Cultural backdrop to war
Everything needs to be resilient in times of war. I am writing right now in Kyiv at a beautiful café, which opened six years ago. The owners haven’t closed the place since the full-scale invasion started. When Russians soldiers were on the outskirts of Kyiv, the café covered its huge glass windows – that’s all. At any moment, the café might be destroyed. Nothing transmits a sense of permanence in Ukraine due to the constant wars and reprisals over the last 350 years under the repressive colonial politics of the Russian Empire, the Soviet Union and the Russian Federation.
Since 1991, and more intensively from 2014 when the active process of decolonization began, many important cultural changes have taken place in Ukraine. It’s culture has gained an international audience: new state-supported films have featured at Cannes and the Berlin festival; fresh Ukrainian literature has been published in dozens of world languages; the country’s contemporary music is making its way into the world charts. However, it is impossible to make movies during air strikes. It’s difficult to make theatrical performances, write novels and rent premises in times of war.

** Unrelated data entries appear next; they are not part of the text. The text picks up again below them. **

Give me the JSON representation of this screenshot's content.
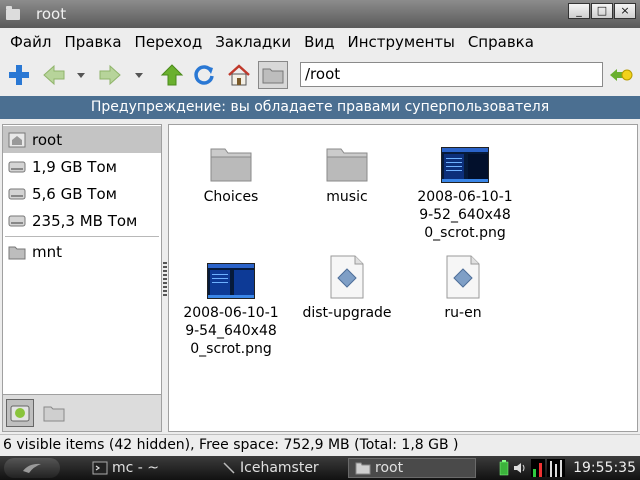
{
  "window": {
    "title": "root",
    "buttons": {
      "minimize": "_",
      "maximize": "□",
      "close": "×"
    }
  },
  "menu": [
    "Файл",
    "Правка",
    "Переход",
    "Закладки",
    "Вид",
    "Инструменты",
    "Справка"
  ],
  "toolbar": {
    "icons": [
      "new-tab-icon",
      "back-icon",
      "forward-icon",
      "up-icon",
      "reload-icon",
      "home-icon",
      "location-toggle-icon",
      "go-icon"
    ],
    "address": "/root"
  },
  "warning": "Предупреждение: вы обладаете правами суперпользователя",
  "sidebar": {
    "items": [
      {
        "label": "root",
        "icon": "home-icon",
        "selected": true
      },
      {
        "label": "1,9 GB Том",
        "icon": "drive-icon"
      },
      {
        "label": "5,6 GB Том",
        "icon": "drive-icon"
      },
      {
        "label": "235,3 MB Том",
        "icon": "drive-icon"
      },
      {
        "label": "mnt",
        "icon": "folder-icon"
      }
    ]
  },
  "files": [
    {
      "name": "Choices",
      "type": "folder"
    },
    {
      "name": "music",
      "type": "folder"
    },
    {
      "name": "2008-06-10-1 9-52_640x48 0_scrot.png",
      "lines": [
        "2008-06-10-1",
        "9-52_640x48",
        "0_scrot.png"
      ],
      "type": "image"
    },
    {
      "name": "2008-06-10-1 9-54_640x48 0_scrot.png",
      "lines": [
        "2008-06-10-1",
        "9-54_640x48",
        "0_scrot.png"
      ],
      "type": "image"
    },
    {
      "name": "dist-upgrade",
      "type": "file"
    },
    {
      "name": "ru-en",
      "type": "file"
    }
  ],
  "status": "6 visible items (42 hidden), Free space: 752,9 MB (Total: 1,8 GB )",
  "taskbar": {
    "tasks": [
      {
        "label": "mc - ~",
        "icon": "terminal-icon"
      },
      {
        "label": "Icehamster",
        "icon": "app-icon"
      },
      {
        "label": "root",
        "icon": "folder-icon",
        "active": true
      }
    ],
    "clock": "19:55:35"
  },
  "colors": {
    "warning_bg": "#4b6f91",
    "titlebar": "#6e6e6e",
    "selection": "#c4c4c4",
    "toolbar_green": "#6ab02e",
    "toolbar_blue": "#2a78d4"
  }
}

An acquaintance of mine, a musician who is currently in Brittany, France, sends me photos from their tour: beautiful 500-year-old towns with integral historic buildings and modern amenities. In response, I sent her a photo from Kyiv, the monuments covered in protective plywood. I look at pictures of monuments in front of churches from the tenth century surrounded by new houses. In Ukraine, there are many monuments that have exceptional value, but there are few integral architectural sites, only remnants of what didn’t burn during the First and Second World Wars, after the Mongol invasion, after the deliberate blasting of churches by the Communists and, now, after further Russian shelling.
Time to mature
The story of my grandfather’s brother comes to mind. Before the Soviet authorities sentenced him to forced labour in the Donbas coal mines for participating in the Ukrainian Insurgent Army, he buried a bottle of horilka in his garden. When he returned home fifteen years later, he dug up that treasure from under the apple tree. People said that the liquid had a bluish tinge and was very tasty. Perhaps, in other circumstances, my grandfather’s brother could become a successful businessman, an innovator in the alcohol trade.